New endpoint auto-discovery scan

Endpoint auto-discovery scanning identifies API surface that may be undocumented or unintentionally exposed. Teams often skip this step when they rely on internal documentation or assume a fixed list of routes. Without automated discovery, new routes added during rapid development remain visible to external consumers and scanners, increasing exposure of deprecated methods, verbose error messages, and data over‑exposure.

A robust workflow combines automated discovery with continuous validation. Begin with passive reconnaissance using the application’s public entry points, then follow links and forms to expand the inventory. Validate each discovered method against expected behavior and authorization requirements. Integrate scanning into CI/CD so changes are evaluated before deployment, and schedule recurring scans to catch regressions introduced by feature branches or third‑party updates.

Example CLI usage to initiate a scan and receive structured output:

middlebrick scan https://api.example.com --output json

Use the JSON output to feed dashboards or gate checks, and to track changes over time.

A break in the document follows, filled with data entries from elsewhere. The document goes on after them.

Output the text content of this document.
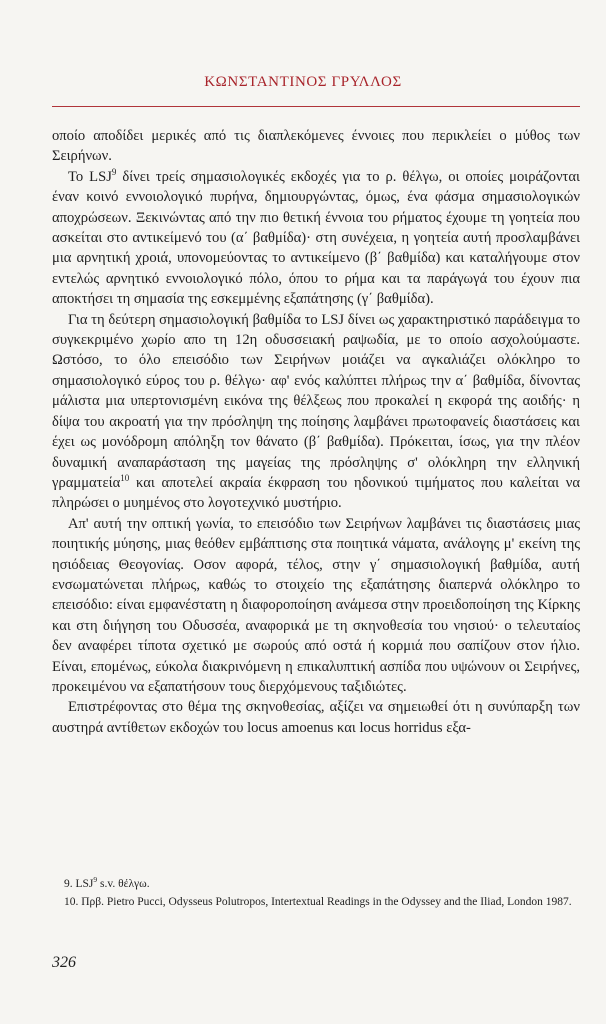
ΚΩΝΣΤΑΝΤΙΝΟΣ ΓΡΥΛΛΟΣ

οποίο αποδίδει μερικές από τις διαπλεκόμενες έννοιες που περικλείει ο μύθος των Σειρήνων.

Το LSJ$^9$ δίνει τρείς σημασιολογικές εκδοχές για το ρ. θέλγω, οι οποίες μοιράζονται έναν κοινό εννοιολογικό πυρήνα, δημιουργώντας, όμως, ένα φάσμα σημασιολογικών αποχρώσεων. Ξεκινώντας από την πιο θετική έννοια του ρήματος έχουμε τη γοητεία που ασκείται στο αντικείμενό του (α΄ βαθμίδα)· στη συνέχεια, η γοητεία αυτή προσλαμβάνει μια αρνητική χροιά, υπονομεύοντας το αντικείμενο (β΄ βαθμίδα) και καταλήγουμε στον εντελώς αρνητικό εννοιολογικό πόλο, όπου το ρήμα και τα παράγωγά του έχουν πια αποκτήσει τη σημασία της εσκεμμένης εξαπάτησης (γ΄ βαθμίδα).

Για τη δεύτερη σημασιολογική βαθμίδα το LSJ δίνει ως χαρακτηριστικό παράδειγμα το συγκεκριμένο χωρίο απο τη 12η οδυσσειακή ραψωδία, με το οποίο ασχολούμαστε. Ωστόσο, το όλο επεισόδιο των Σειρήνων μοιάζει να αγκαλιάζει ολόκληρο το σημασιολογικό εύρος του ρ. θέλγω· αφ' ενός καλύπτει πλήρως την α΄ βαθμίδα, δίνοντας μάλιστα μια υπερτονισμένη εικόνα της θέλξεως που προκαλεί η εκφορά της αοιδής· η δίψα του ακροατή για την πρόσληψη της ποίησης λαμβάνει πρωτοφανείς διαστάσεις και έχει ως μονόδρομη απόληξη τον θάνατο (β΄ βαθμίδα). Πρόκειται, ίσως, για την πλέον δυναμική αναπαράσταση της μαγείας της πρόσληψης σ' ολόκληρη την ελληνική γραμματεία$^{10}$ και αποτελεί ακραία έκφραση του ηδονικού τιμήματος που καλείται να πληρώσει ο μυημένος στο λογοτεχνικό μυστήριο.

Απ' αυτή την οπτική γωνία, το επεισόδιο των Σειρήνων λαμβάνει τις διαστάσεις μιας ποιητικής μύησης, μιας θεόθεν εμβάπτισης στα ποιητικά νάματα, ανάλογης μ' εκείνη της ησιόδειας Θεογονίας. Οσον αφορά, τέλος, στην γ΄ σημασιολογική βαθμίδα, αυτή ενσωματώνεται πλήρως, καθώς το στοιχείο της εξαπάτησης διαπερνά ολόκληρο το επεισόδιο: είναι εμφανέστατη η διαφοροποίηση ανάμεσα στην προειδοποίηση της Κίρκης και στη διήγηση του Οδυσσέα, αναφορικά με τη σκηνοθεσία του νησιού· ο τελευταίος δεν αναφέρει τίποτα σχετικό με σωρούς από οστά ή κορμιά που σαπίζουν στον ήλιο. Είναι, επομένως, εύκολα διακρινόμενη η επικαλυπτική ασπίδα που υψώνουν οι Σειρήνες, προκειμένου να εξαπατήσουν τους διερχόμενους ταξιδιώτες.

Επιστρέφοντας στο θέμα της σκηνοθεσίας, αξίζει να σημειωθεί ότι η συνύπαρξη των αυστηρά αντίθετων εκδοχών του locus amoenus και locus horridus εξα-

9. LSJ$^9$ s.v. θέλγω.

10. Πρβ. Pietro Pucci, Odysseus Polutropos, Intertextual Readings in the Odyssey and the Iliad, London 1987.

326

middleBrick performs black‑box scanning that requires no agents or SDK integration. It follows links, tests read‑only methods (GET and HEAD), and exercises selected POST bodies limited to text‑only LLM probes. The scanner evaluates results against the OWASP API Top 10 (2023) and maps findings to PCI‑DSS 4.0 and SOC 2 Type II control references. Detection focuses on observable behavior rather than internal implementation details, which keeps the approach applicable to any language, framework, or cloud environment.

During discovery, the scanner evaluates endpoints across these categories:

• Authentication bypass and JWT misconfigurations such as alg=none, HS256 usage, expired tokens, missing claims, and sensitive data in claims.
• BOLA and IDOR via sequential ID enumeration and active adjacent‑ID probing.
• BFLA and privilege escalation through admin endpoint probing and role/permission field leakage.
• Property authorization issues including over‑exposure, internal field leakage, and mass‑assignment surface.
• Input validation gaps like CORS wildcard with credentials, dangerous HTTP methods, and debug endpoints.
• Rate limiting and resource consumption indicators including missing rate‑limit headers and oversized responses.
• Data exposure patterns such as emails, Luhn‑validated card numbers, context‑aware SSNs, API key formats, and stack‑trace leakage.
• Encryption and transport issues including missing HTTPS redirects, HSTS, and cookie flags.
• SSRF indicators involving URL‑accepting parameters, internal IP detection, and active bypass probes.
• Inventory management concerns like missing versioning, legacy path patterns, and server fingerprinting.
• Unsafe consumption surface from excessive third‑party URLs and webhook/callback endpoints.
• LLM / AI Security probes covering prompt extraction, instruction override, jailbreaks, data exfiltration, and token smuggling.

For endpoints that require authentication, middleBrick supports Bearer tokens, API keys, Basic auth, and cookies. Domain verification is enforced so only the domain owner can submit credentials for scanning. The scanner forwards a restricted allowlist of headers, including Authorization, X‑API‑Key, Cookie, and X‑Custom‑*. Scan data is deletable on demand and purged within 30 days of cancellation. No customer data is used for model training, and findings are not sold to third parties.